Smith, a postdoctoral fellow at the Harvard Chan School, will quantify the relative importance of key attributes
of policies that administrators consider in their decision making using a discrete choice experiment. In the R00
phase, she will build a decision support tool for administrators using principles of multi-criteria decision
analysis, peer-reviewed research evidence, and quantitative results from the K99 phase. She will then conduct
a pilot study with administrators to evaluate the potential for the decision support tool to improve research
dissemination by assessing the tool’s acceptability, appropriateness, and feasibility, three key preconditions for
success. This research will provide much-needed evidence on the use of decision support tools to advance
evidence-informed policymaking. Further, this award will enable Dr.

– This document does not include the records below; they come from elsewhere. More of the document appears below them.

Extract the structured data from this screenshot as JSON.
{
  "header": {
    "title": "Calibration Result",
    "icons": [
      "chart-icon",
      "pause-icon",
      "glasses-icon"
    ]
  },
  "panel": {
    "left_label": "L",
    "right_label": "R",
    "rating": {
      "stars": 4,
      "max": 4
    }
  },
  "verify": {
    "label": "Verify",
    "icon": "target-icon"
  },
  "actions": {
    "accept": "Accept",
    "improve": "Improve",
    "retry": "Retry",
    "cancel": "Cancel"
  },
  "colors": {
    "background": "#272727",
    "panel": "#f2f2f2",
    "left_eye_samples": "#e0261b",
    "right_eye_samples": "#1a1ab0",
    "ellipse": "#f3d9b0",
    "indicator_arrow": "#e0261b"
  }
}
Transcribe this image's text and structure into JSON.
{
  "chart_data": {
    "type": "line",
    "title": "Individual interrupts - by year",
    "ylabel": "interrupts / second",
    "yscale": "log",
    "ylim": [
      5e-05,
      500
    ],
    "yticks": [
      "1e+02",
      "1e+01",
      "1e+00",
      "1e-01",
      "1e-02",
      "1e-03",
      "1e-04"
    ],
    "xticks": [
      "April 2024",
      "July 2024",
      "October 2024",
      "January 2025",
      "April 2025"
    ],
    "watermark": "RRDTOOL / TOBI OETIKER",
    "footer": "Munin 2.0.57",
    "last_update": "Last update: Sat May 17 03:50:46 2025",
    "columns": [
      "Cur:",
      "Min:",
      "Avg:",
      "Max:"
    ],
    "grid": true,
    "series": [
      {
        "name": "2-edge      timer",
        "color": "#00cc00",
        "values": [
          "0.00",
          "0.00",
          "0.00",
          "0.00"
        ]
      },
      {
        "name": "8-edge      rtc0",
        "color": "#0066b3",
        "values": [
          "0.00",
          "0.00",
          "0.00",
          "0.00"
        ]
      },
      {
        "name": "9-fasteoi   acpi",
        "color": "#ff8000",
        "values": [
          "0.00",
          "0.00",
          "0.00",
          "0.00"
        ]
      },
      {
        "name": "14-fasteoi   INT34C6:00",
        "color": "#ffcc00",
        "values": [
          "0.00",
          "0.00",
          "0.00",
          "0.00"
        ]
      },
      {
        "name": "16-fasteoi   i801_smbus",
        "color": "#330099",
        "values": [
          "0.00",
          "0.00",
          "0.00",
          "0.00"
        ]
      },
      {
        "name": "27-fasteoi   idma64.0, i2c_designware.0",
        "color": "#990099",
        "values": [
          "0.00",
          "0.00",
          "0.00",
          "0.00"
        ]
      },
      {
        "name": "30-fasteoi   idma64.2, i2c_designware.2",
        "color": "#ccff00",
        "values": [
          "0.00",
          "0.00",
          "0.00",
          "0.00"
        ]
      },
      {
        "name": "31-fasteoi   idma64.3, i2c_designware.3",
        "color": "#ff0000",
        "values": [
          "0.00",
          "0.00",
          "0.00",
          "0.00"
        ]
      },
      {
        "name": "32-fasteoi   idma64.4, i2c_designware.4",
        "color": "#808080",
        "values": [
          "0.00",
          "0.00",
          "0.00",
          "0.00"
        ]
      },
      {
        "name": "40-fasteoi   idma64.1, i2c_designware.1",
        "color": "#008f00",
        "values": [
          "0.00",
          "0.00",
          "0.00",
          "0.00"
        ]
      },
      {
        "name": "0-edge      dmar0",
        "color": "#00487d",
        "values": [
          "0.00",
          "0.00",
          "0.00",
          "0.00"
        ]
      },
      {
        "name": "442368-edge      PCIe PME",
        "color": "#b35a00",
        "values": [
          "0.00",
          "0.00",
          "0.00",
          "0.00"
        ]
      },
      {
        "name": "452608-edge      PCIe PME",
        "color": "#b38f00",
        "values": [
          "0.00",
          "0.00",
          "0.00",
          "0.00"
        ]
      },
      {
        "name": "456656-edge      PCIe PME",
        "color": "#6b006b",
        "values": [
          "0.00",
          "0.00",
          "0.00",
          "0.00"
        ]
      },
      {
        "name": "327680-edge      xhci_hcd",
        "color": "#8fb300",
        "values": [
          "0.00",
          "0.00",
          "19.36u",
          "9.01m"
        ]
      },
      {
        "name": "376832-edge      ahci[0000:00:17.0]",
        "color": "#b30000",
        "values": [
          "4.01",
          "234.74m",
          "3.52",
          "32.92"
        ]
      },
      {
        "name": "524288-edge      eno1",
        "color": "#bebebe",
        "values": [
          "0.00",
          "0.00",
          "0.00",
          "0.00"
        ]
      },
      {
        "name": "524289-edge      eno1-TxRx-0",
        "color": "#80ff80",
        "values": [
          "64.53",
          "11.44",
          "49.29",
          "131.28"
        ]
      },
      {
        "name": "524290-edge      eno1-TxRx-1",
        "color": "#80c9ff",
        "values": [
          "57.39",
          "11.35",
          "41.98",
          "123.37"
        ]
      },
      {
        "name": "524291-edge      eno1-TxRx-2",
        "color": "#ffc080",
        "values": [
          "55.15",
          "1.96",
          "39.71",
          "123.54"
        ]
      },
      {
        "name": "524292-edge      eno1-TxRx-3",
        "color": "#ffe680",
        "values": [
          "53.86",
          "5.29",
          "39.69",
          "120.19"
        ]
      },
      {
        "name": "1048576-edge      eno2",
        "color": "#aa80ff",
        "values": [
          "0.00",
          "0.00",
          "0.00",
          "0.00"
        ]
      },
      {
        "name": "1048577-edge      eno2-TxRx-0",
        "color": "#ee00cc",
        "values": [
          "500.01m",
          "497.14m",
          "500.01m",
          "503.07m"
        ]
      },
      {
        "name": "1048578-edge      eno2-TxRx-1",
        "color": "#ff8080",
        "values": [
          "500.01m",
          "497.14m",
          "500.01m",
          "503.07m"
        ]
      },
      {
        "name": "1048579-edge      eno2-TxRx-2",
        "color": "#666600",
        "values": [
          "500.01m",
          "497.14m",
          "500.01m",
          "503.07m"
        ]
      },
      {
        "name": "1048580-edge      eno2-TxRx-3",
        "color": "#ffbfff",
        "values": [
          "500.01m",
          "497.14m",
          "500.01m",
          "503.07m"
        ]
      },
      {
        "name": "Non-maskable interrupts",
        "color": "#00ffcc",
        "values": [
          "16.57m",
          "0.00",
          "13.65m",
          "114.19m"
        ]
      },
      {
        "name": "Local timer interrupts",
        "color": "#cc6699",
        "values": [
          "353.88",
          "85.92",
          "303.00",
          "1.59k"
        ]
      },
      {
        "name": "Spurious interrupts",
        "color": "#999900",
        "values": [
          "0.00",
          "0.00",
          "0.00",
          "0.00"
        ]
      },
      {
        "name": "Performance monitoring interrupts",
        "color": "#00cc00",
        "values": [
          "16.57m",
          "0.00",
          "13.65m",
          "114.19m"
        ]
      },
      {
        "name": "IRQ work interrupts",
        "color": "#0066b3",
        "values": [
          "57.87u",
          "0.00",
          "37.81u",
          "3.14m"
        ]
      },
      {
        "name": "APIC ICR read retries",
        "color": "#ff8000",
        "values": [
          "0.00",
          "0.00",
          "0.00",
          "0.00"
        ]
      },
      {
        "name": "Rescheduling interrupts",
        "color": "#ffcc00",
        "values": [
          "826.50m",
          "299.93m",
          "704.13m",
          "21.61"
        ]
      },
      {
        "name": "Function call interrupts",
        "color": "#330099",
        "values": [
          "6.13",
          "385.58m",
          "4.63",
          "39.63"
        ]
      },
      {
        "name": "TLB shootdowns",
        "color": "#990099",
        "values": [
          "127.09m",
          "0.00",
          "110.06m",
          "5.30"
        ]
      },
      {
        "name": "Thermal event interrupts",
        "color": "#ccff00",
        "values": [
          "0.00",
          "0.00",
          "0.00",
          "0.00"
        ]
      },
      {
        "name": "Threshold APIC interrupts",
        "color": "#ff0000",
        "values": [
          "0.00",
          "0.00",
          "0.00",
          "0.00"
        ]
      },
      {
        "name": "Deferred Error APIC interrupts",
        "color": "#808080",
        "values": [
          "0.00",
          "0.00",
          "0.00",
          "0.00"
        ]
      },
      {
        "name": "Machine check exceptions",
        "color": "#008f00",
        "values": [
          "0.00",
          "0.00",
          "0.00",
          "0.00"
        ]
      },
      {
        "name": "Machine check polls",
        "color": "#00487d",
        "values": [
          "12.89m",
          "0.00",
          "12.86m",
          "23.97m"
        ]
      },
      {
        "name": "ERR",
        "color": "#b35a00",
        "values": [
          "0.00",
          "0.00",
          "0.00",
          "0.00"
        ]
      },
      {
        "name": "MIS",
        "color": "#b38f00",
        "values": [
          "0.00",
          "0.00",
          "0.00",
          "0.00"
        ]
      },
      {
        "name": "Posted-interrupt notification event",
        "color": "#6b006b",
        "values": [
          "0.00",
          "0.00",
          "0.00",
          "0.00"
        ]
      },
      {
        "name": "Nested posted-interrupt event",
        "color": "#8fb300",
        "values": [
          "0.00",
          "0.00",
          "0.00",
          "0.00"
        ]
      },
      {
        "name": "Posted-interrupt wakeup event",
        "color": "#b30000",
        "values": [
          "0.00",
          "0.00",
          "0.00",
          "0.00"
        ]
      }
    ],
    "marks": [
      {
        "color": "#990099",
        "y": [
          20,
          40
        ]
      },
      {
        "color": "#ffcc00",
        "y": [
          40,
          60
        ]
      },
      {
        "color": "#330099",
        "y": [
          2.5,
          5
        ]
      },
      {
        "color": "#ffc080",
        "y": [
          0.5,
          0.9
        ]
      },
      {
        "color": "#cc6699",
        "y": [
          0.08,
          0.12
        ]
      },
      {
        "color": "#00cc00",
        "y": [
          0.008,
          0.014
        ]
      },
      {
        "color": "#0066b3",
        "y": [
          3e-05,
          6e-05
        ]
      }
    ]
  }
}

Smith to achieve her long-term career goal
of becoming an independent investigator focused on evidence-informed public health policies for cancer
prevention. Dr. Smith has a strong foundation in simulation modeling and economic evaluation; this award will
build on this foundation by providing advanced training in decision science methods and develop her expertise
in tobacco control policy. Her K99 training plan draws on the unique strengths of her transdisciplinary
mentorship team and educational and professional resources available through the Harvard T.H. Chan School
of Public Health. Overall, the research and training activities in this proposal will provide Dr. Smith with the
experience necessary to launch her career as an independent scientist working at the intersection of decision
science, policy implementation and dissemination science, and cancer prevention and control policies.